Apathy and irregularities have marred voting day in Gabon, where Africa's longest serving leader, Omar Bongo, is expected to claim another seven-year term.
At many polling centers in the capital, Libreville, security forces outnumbered voters throughout the day.
An independent journalist who toured several voting centers, Desire Ename, says Gabonese did not heed Mr. Bongo's persistent campaign calls to go out and vote.
"We can say that everything is not working as they were expecting," he said. "There is nobody. Nobody is really voting. It comes from the fact that people are really bored of a system. And they don't believe in voting anymore."
He says some of the few who did want to vote were prevented from doing so, because their names were not on voter lists, even though they had voter registration cards.
"So many people are going and trying to vote, but they don't find their names, that's a problem," said Mr. Ename. "The former lists they publish in 1993, that's the lists we find in some voting centers. That's a major problem too, and some people told us that they found the name of their parents who died so many years ago."
A computer technician, Marc, says he was dismayed to see police and soldiers voting again, even though they had already voted on Friday, to clear them for security duties.
He said their names were not ticked off voter rolls when they voted, and that there was no separate list for them.
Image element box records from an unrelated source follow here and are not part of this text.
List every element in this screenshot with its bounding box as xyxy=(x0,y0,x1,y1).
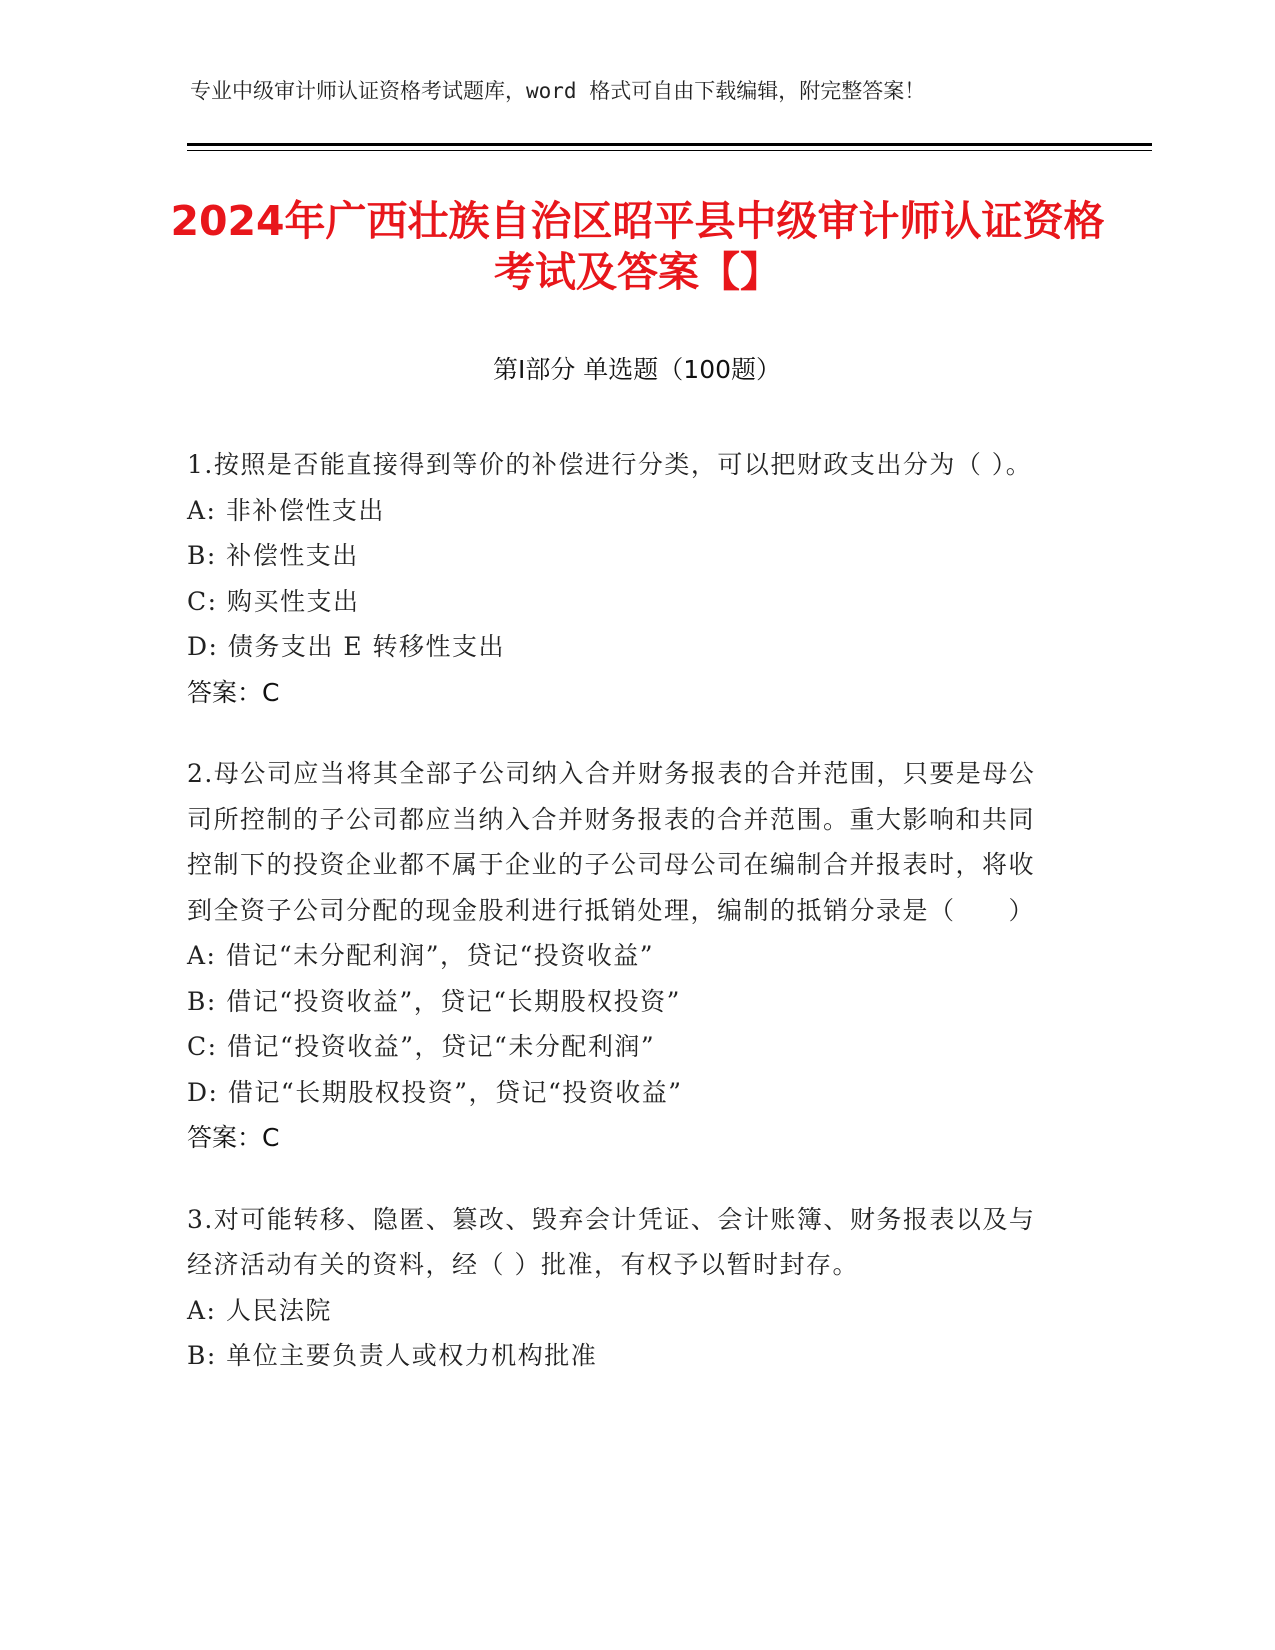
option-d: D: 债务支出 E 转移性支出 xyxy=(187,632,506,661)
header-rule-thick xyxy=(187,143,1152,146)
question-text: 1.按照是否能直接得到等价的补偿进行分类，可以把财政支出分为（ ）。 xyxy=(187,450,1033,479)
question-list xyxy=(187,442,1057,1415)
option-d: D: 借记“长期股权投资”，贷记“投资收益” xyxy=(187,1077,683,1107)
question-2 xyxy=(187,751,1057,1161)
option-a: A: 非补偿性支出 xyxy=(187,495,385,525)
header-note: 专业中级审计师认证资格考试题库，word 格式可自由下载编辑，附完整答案！ xyxy=(190,79,926,103)
option-c: C: 借记“投资收益”，贷记“未分配利润” xyxy=(187,1032,656,1061)
option-a: A: 人民法院 xyxy=(187,1295,332,1325)
question-3 xyxy=(187,1197,1057,1379)
section-title: 第Ⅰ部分 单选题（100题） xyxy=(492,355,782,384)
option-c: C: 购买性支出 xyxy=(187,586,360,616)
option-b: B: 单位主要负责人或权力机构批准 xyxy=(187,1341,598,1370)
answer: 答案：C xyxy=(187,677,280,707)
answer: 答案：C xyxy=(187,1123,280,1152)
question-text: 2.母公司应当将其全部子公司纳入合并财务报表的合并范围，只要是母公司所控制的子公司都应当纳入合并财务报表的合并范围。重大影响和共同控制下的投资企业都不属于企业的子公司母公司在编制合并报表时，将收到全资子公司分配的现金股利进行抵销处理，编制的抵销分录是（ ） xyxy=(187,759,1036,925)
document-title: 2024年广西壮族自治区昭平县中级审计师认证资格考试及答案【】 xyxy=(170,197,1105,296)
question-text: 3.对可能转移、隐匿、篡改、毁弃会计凭证、会计账簿、财务报表以及与经济活动有关的资料，经（ ）批准，有权予以暂时封存。 xyxy=(187,1204,1036,1279)
header-rule-thin xyxy=(187,150,1152,151)
question-1 xyxy=(187,442,1057,715)
option-a: A: 借记“未分配利润”，贷记“投资收益” xyxy=(187,941,655,970)
option-b: B: 补偿性支出 xyxy=(187,541,359,570)
option-b: B: 借记“投资收益”，贷记“长期股权投资” xyxy=(187,986,681,1016)
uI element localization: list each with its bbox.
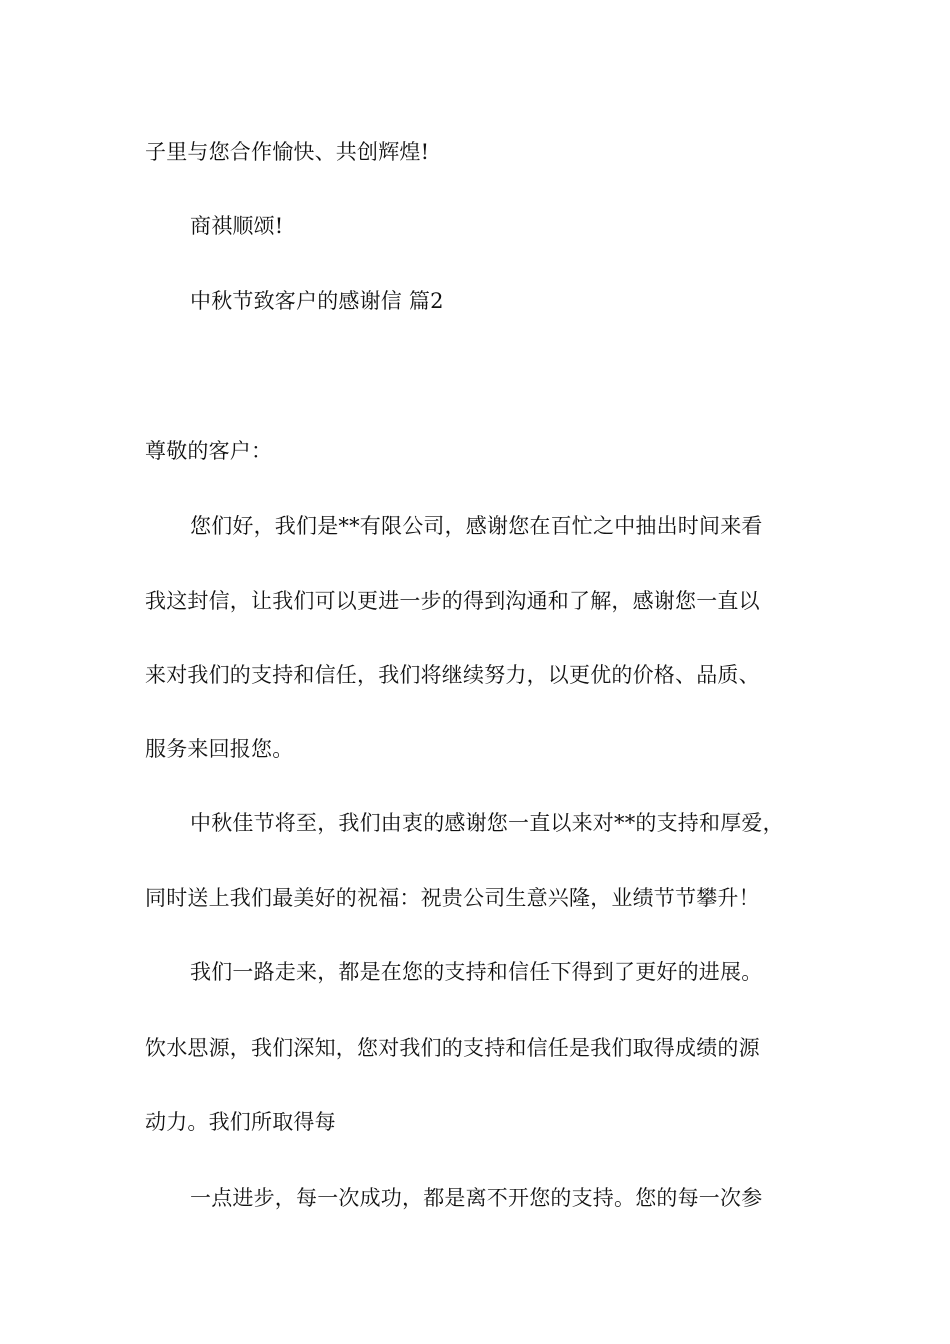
- paragraph-line: 我这封信，让我们可以更进一步的得到沟通和了解，感谢您一直以: [145, 589, 760, 613]
- paragraph-line: 子里与您合作愉快、共创辉煌!: [145, 140, 430, 164]
- closing-greeting: 商祺顺颂!: [190, 214, 284, 238]
- paragraph-line: 一点进步，每一次成功，都是离不开您的支持。您的每一次参: [190, 1186, 763, 1210]
- section-heading: 中秋节致客户的感谢信 篇2: [190, 289, 444, 313]
- paragraph-line: 我们一路走来，都是在您的支持和信任下得到了更好的进展。: [190, 960, 763, 984]
- paragraph-line: 饮水思源，我们深知，您对我们的支持和信任是我们取得成绩的源: [145, 1036, 760, 1060]
- paragraph-line: 您们好，我们是**有限公司，感谢您在百忙之中抽出时间来看: [190, 514, 763, 538]
- paragraph-line: 服务来回报您。: [145, 737, 294, 761]
- salutation: 尊敬的客户：: [145, 439, 273, 463]
- paragraph-line: 动力。我们所取得每: [145, 1110, 336, 1134]
- paragraph-line: 同时送上我们最美好的祝福：祝贵公司生意兴隆，业绩节节攀升！: [145, 886, 760, 910]
- paragraph-line: 中秋佳节将至，我们由衷的感谢您一直以来对**的支持和厚爱，: [190, 811, 784, 835]
- paragraph-line: 来对我们的支持和信任，我们将继续努力，以更优的价格、品质、: [145, 663, 760, 687]
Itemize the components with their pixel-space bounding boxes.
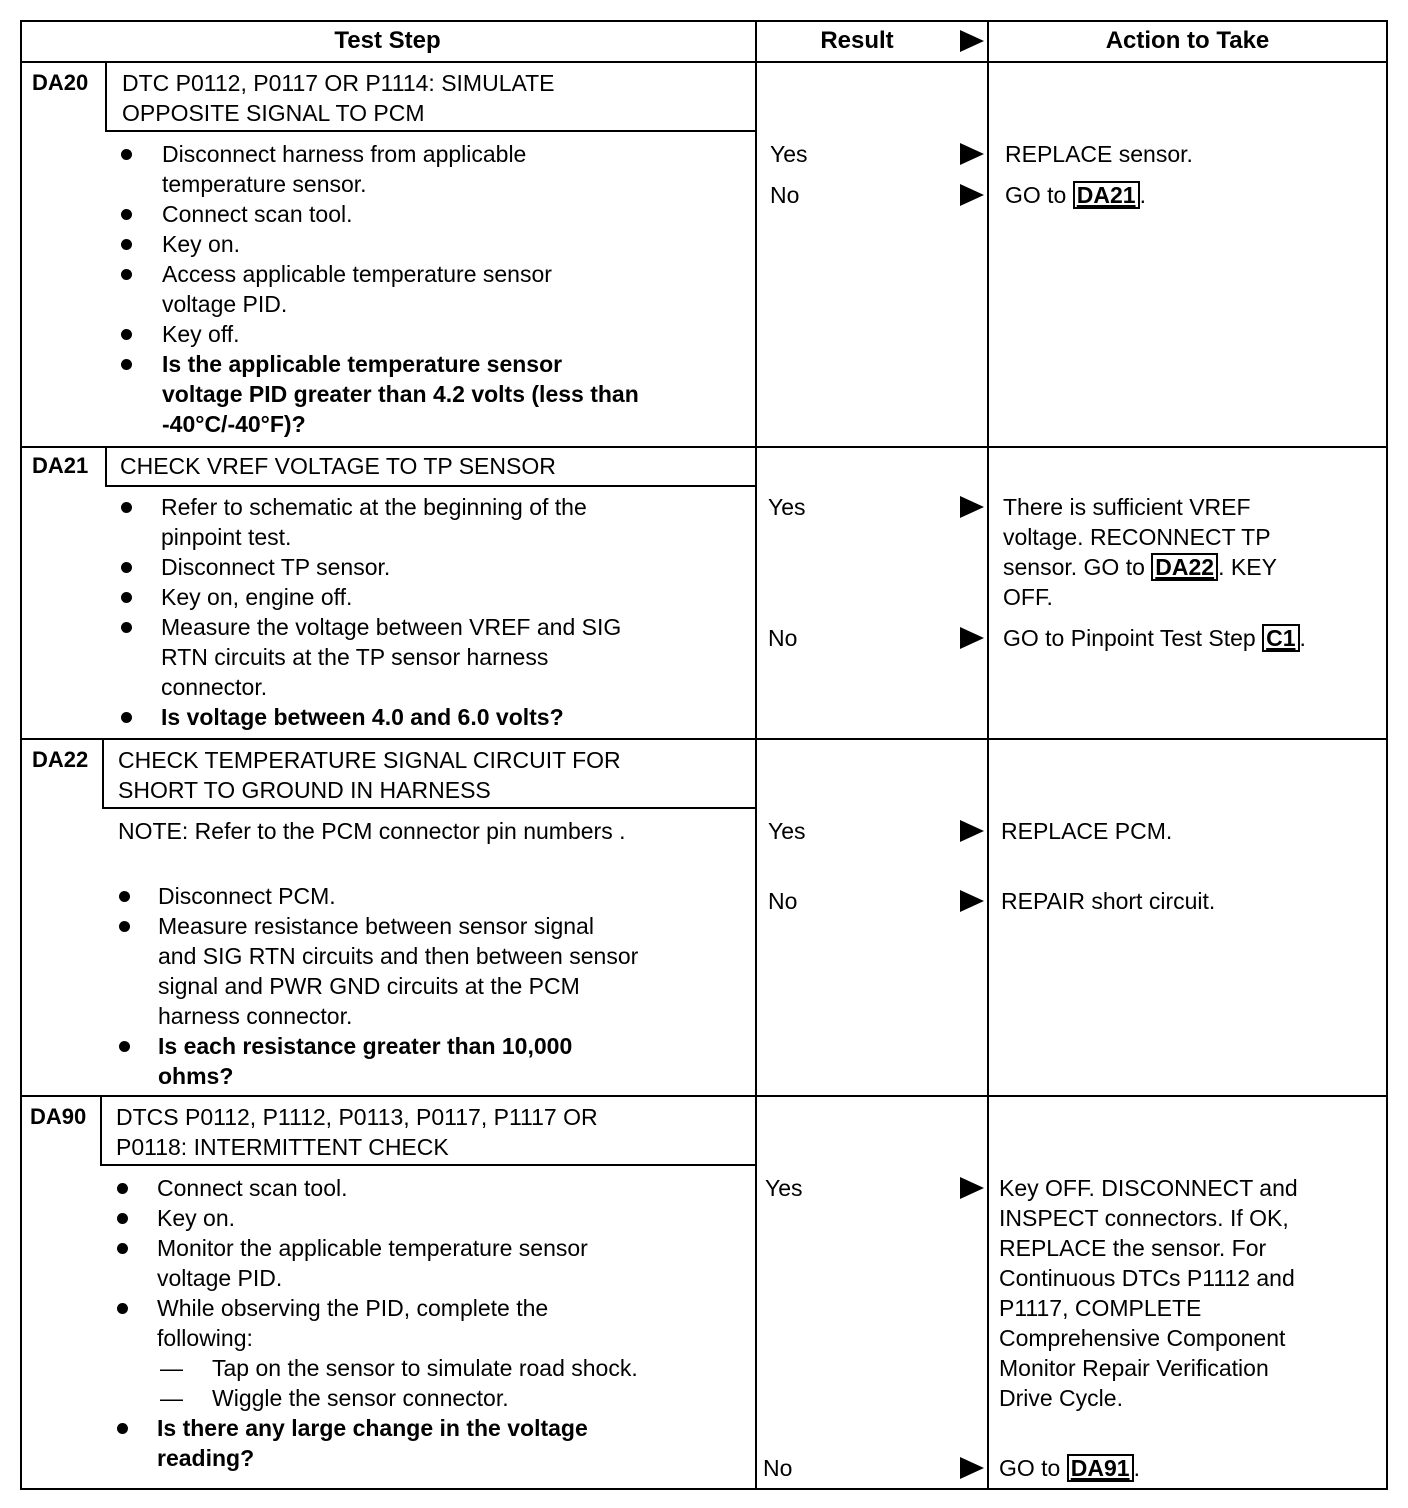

The young man also fears there could be trouble ahead, as there was briefly Friday, when ballot boxes with votes from security personnel were taken away from voting centers, rather than being left there to be counted with other votes. That sparked confrontations between opposition militants and the military.
Marches were banned in the last week of campaigning, after students at the Omar Bongo Technical School and the Omar Bongo University began planning opposition protests. During the run-up to the vote, opposition candidates complained of many disadvantages, including Gabonese printers refusing to make posters for them and posters printed abroad disappearing at the airport.
The two main challengers are Zacharie Myboto, a former insider, whose daughter was once one of the many mistresses of Mr. Bongo, and outsider Pierre Mamboundou, whose militants wear red.
It is a one-round, winner take-all vote.
Mr. Bongo, who has been in power since 1967, making him the second longest serving leader in the world after Cuba's Fidel Castro, has said only he can guarantee continued stability. While voting at a school near his presidential palace, he said he was confident, and that everything was going fine.
The oil and timber-rich, lightly populated Central African nation has been beset with decaying infrastructure and large-scale corruption in recent years, but has avoided civil strife that many neighboring countries have known.